Para os bancos, a regra institui reportes das “emissões financiadas”, ou seja, o carbono despejado pelas companhias das carteiras de empréstimo e de investimentos das instituições.
Dois motivos explicam por que a lei vem atraindo as atenções do mundo corporativo, mesmo sem a certeza de que vá entrar em vigor.
A Califórnia é o maior Estado americano em população e, se fosse um país, entraria em quinto lugar no ranking das maiores economias do mundo.
O Estado também está sempre na vanguarda das legislações ambientais americanas – muitas regras que surgem por lá influenciam decisões no resto do país.
A Califórnia lançou há dez anos seu mercado regulado de carbono, que impõe limites a companhias de setores altamente poluentes.

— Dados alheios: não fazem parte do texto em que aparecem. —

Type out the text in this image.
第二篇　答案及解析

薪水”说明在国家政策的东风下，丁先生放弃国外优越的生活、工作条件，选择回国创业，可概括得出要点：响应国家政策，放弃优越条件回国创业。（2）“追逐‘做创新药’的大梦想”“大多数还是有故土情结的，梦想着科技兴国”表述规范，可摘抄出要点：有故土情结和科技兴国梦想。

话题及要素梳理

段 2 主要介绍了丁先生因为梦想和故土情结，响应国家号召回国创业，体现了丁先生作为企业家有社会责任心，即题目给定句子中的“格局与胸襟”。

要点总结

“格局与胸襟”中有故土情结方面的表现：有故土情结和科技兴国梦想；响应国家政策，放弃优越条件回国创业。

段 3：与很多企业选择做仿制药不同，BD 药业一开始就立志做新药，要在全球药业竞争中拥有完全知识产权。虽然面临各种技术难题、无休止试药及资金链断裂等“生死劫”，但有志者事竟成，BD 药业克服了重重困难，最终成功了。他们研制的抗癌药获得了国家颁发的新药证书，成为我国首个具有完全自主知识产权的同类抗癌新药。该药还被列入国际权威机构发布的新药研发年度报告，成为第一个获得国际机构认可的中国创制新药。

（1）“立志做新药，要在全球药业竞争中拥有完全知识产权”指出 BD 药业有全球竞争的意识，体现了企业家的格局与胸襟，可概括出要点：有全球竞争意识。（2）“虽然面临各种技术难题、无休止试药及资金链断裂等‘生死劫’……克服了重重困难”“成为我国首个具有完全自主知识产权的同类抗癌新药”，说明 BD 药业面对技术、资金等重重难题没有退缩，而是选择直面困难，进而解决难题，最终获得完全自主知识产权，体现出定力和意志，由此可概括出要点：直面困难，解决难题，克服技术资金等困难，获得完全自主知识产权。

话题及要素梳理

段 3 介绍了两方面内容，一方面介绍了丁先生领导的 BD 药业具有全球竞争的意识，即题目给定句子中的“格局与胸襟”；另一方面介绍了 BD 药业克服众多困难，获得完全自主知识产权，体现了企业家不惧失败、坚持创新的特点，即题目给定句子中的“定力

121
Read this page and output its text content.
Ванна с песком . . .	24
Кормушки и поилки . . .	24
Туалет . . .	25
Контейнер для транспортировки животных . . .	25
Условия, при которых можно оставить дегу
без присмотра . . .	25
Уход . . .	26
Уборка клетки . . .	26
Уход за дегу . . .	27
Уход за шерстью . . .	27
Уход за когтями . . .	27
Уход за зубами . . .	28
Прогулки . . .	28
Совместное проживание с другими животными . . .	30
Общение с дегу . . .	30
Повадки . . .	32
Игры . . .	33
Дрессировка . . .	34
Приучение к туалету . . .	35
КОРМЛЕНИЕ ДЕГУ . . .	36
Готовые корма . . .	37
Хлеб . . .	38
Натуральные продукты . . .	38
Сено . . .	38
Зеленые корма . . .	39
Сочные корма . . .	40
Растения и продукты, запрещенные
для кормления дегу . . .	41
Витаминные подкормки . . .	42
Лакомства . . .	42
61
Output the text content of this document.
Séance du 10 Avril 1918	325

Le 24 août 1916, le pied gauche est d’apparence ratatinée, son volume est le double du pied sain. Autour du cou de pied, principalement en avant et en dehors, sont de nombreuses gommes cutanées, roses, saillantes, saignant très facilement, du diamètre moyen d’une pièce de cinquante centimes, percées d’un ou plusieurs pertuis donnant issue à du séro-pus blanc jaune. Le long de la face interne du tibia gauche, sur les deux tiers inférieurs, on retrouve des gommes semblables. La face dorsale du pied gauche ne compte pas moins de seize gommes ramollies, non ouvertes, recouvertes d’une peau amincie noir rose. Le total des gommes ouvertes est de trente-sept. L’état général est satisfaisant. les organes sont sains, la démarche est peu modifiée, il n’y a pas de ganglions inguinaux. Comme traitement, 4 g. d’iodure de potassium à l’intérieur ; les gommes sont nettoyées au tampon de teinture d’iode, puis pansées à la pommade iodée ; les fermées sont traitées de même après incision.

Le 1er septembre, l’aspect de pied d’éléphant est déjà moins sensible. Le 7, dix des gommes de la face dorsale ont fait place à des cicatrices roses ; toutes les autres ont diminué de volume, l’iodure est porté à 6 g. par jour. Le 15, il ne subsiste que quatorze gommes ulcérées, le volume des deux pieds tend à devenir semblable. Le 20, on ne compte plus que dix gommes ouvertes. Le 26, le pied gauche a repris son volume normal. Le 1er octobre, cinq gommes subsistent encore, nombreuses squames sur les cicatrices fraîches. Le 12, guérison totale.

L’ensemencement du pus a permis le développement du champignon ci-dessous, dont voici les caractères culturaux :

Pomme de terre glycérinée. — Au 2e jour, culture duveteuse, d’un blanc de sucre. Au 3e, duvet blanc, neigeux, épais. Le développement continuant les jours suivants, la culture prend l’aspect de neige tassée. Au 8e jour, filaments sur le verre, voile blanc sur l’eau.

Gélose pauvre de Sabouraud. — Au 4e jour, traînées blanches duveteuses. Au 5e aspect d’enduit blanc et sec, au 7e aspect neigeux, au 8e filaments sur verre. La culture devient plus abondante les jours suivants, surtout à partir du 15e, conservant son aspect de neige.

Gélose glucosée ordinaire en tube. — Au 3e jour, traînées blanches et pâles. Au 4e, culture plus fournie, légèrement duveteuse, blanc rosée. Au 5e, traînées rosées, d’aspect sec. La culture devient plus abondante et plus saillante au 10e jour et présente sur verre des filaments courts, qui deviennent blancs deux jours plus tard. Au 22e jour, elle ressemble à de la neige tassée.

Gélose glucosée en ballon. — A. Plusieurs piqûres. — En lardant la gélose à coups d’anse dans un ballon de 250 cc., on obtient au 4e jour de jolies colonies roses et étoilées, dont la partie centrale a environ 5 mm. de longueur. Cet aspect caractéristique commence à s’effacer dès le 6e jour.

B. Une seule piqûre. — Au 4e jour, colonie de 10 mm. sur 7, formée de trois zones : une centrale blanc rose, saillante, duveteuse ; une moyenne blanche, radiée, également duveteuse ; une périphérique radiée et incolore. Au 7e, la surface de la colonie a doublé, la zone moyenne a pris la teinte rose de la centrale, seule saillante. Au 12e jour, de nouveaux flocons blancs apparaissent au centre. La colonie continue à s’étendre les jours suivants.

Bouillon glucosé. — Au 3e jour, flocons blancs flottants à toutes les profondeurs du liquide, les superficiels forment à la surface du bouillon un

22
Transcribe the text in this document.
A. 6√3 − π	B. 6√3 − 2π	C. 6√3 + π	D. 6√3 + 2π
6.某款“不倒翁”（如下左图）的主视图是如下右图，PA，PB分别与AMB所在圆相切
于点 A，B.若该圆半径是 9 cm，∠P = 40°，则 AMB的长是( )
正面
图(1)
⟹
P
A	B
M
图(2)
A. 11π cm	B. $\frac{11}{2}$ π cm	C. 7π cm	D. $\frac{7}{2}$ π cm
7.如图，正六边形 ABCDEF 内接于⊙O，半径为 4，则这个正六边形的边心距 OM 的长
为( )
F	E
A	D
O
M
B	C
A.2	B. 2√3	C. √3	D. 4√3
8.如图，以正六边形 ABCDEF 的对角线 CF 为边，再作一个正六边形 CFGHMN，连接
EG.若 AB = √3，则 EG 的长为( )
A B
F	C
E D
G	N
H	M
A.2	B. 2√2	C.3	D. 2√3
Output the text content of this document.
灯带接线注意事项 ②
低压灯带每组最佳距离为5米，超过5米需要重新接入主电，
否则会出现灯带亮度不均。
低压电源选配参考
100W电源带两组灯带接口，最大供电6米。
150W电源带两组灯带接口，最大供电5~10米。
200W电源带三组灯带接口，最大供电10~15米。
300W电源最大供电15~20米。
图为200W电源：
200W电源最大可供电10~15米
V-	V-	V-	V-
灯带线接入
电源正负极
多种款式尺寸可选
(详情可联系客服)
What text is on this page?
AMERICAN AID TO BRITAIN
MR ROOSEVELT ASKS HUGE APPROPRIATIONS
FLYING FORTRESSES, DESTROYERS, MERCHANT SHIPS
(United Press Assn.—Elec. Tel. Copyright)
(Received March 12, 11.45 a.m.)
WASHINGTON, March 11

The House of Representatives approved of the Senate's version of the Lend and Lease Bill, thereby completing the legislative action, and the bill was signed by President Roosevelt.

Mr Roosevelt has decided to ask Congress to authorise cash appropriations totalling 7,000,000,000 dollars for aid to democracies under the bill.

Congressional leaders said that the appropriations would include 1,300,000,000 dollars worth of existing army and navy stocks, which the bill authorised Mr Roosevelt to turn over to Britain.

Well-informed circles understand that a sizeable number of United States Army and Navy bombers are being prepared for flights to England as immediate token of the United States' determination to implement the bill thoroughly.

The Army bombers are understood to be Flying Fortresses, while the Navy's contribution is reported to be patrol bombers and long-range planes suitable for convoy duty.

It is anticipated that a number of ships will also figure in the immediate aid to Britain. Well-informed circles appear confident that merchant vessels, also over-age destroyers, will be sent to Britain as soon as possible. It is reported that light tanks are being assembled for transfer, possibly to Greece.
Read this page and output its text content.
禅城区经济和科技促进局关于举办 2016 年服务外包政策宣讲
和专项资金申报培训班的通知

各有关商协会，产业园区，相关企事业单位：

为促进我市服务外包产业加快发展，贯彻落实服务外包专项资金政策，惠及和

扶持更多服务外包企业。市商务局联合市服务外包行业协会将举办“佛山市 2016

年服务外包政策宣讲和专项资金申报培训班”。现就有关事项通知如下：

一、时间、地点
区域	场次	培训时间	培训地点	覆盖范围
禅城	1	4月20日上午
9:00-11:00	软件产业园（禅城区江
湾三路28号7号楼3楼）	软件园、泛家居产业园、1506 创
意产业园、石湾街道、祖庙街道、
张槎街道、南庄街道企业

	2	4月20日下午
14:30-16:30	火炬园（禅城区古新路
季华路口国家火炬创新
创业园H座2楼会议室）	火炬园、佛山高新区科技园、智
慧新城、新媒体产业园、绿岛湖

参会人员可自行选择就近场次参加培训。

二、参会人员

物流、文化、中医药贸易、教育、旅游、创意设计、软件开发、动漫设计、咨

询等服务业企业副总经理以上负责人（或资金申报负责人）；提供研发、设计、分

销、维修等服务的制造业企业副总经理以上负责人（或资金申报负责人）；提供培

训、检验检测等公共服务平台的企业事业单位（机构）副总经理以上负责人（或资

A lei aprovada esta semana, porém, tem um alcance muito maior.
Estima-se que cerca de 5.400 companhias se enquadrem nos critérios estabelecidos, incluindo gigantes como Walmart, Disney, Apple e Google.
“Precisamos de um retrato completo para fazer os profundos cortes de emissões que os cientistas afirmam ser necessários para evitar os piores impactos da mudança climática”, afirmou em comunicado o autor da lei, o democrata Scott Wiener.
O governador Gavin Newsom, também do Partido Democrata, tem até o dia 14 de outubro para sancionar a legislação.
O desafio do escopo 3
O nome oficial da legislação é Lei da Responsabilidade sobre os Dados Climáticos Corporativos.
Além de traçar uma linha de corte baseada no tamanho das empresas, não em volume de emissões, ela entra no controverso terreno do chamado escopo 3.
Este é o nome técnico para todo o carbono associado à cadeia de valor completa de uma empresa, da origem da matéria-prima ao descarte final do produto.
O cálculo é complexo por natureza – e hoje ainda baseado em extrapolações e dados setoriais ou regionais.
O texto aprovado pelo legislatura estadual prevê o início das divulgações obrigatórias de emissões diretas em 2026 e, em 2027, as indiretas.
A Securities and Exchange Commission (SEC), o órgão que regula o mercado de capitais americano, também quer tornar mandatórios esses relatos para companhias de capital aberto de um certo tamanho.
A proposta da SEC, apresentada há um ano e meio, foi recebida com críticas por políticos conservadores e também por algumas empresas, que afirmam que fazer a medição será complicado e caro demais.
Os bancos que têm negócio na Califórnia fazem a mesma queixa. “É extremamente difícil para as instituições financeiras calcular e relatar emissões de escopo 3 com alto nível de confiança”, afirmou ao Financial Times Sonja Gibbs, diretora do Institute of International Finance, uma entidade setorial.
Um levantamento do Federal Reserve, o banco central americano, indica que só 8 dos 30 maiores bancos do mundo medem seu escopo três, e ainda assim de maneira incompleta.
Já o setor de tecnologia, um dos mais importantes na economia local, apoiou o plano.
A Apple, que se compromete a atingir a neutralidade de suas emissões diretas e indiretas até 2030, foi uma das empresas que fizeram campanha pela lei.
Do outro lado, uma coalizão de negócios que inclui empresas de petróleo e gás, hospitais e do setor agrícola se formou para combater a proposta.
Mesmo com a assinatura do governador, já há especulações sobre as opções de contestação judicial. Eis uma das possiblidades: a regulação vai caber a uma agência ambiental californiana, que não teria poderes sobre companhias cuja sede fica fora do Estado.